Aspen’s Little Known Smuggler Mine
While thousands of locals and visitors hike up Smuggler Road year-round, few have taken a tour of the mine that lies beneath the road. Aspen was first founded as a mining town and it’s population in 1887 was 3x what it is today. In 1894 the largest silver nugget in the world was uncovered in the Smuggler Mine. Weighing 2,054 pounds and 93% pure silver, the nugget had to be broken into three pieces in order to be maneuvered up the mine shaft.

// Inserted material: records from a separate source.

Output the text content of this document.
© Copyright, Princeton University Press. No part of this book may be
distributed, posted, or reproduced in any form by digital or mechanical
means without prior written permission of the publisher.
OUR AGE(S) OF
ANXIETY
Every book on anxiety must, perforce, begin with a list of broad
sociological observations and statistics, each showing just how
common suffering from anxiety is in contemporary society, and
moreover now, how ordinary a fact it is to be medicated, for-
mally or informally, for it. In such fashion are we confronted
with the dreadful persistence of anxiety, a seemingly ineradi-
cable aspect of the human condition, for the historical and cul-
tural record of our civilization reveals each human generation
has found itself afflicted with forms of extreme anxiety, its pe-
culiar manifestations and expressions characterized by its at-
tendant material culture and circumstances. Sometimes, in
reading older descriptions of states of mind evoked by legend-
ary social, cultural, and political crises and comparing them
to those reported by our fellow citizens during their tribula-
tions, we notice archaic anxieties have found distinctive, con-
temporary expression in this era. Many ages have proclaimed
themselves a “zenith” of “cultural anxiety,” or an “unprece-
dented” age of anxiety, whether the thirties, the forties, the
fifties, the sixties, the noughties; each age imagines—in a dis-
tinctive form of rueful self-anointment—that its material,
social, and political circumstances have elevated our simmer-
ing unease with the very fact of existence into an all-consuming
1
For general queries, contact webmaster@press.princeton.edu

The mine is listed on the National Registry of Historical Places and tours are offered into the mine. You’ll go 1,200 feet inside where you can see the relics of tracks, timbers, carts and lanterns used by the miners. If you’re lucky, Jay Parker will lead your tour. Jay continues to work the mine and loves to share stories about it and Aspen. His truck sports a bumper sticker…”if you can’t grow it – blow it”. At 6 a.m. each 4th of July in Aspen, Jay fires a blast from the canon at the Smuggler Mine waking the town to the day’s celebrations.
When in Aspen, have you heard the noon whistle blow? It can be unnerving for first time visitors. No worries though as it’s just a hold-over from Aspen’s mining days. The noon whistle signaled lunch time for the miners and today it signals noon for the town. It can be heard up in the Hunter Creek Valley as the sound bounces off the valley walls.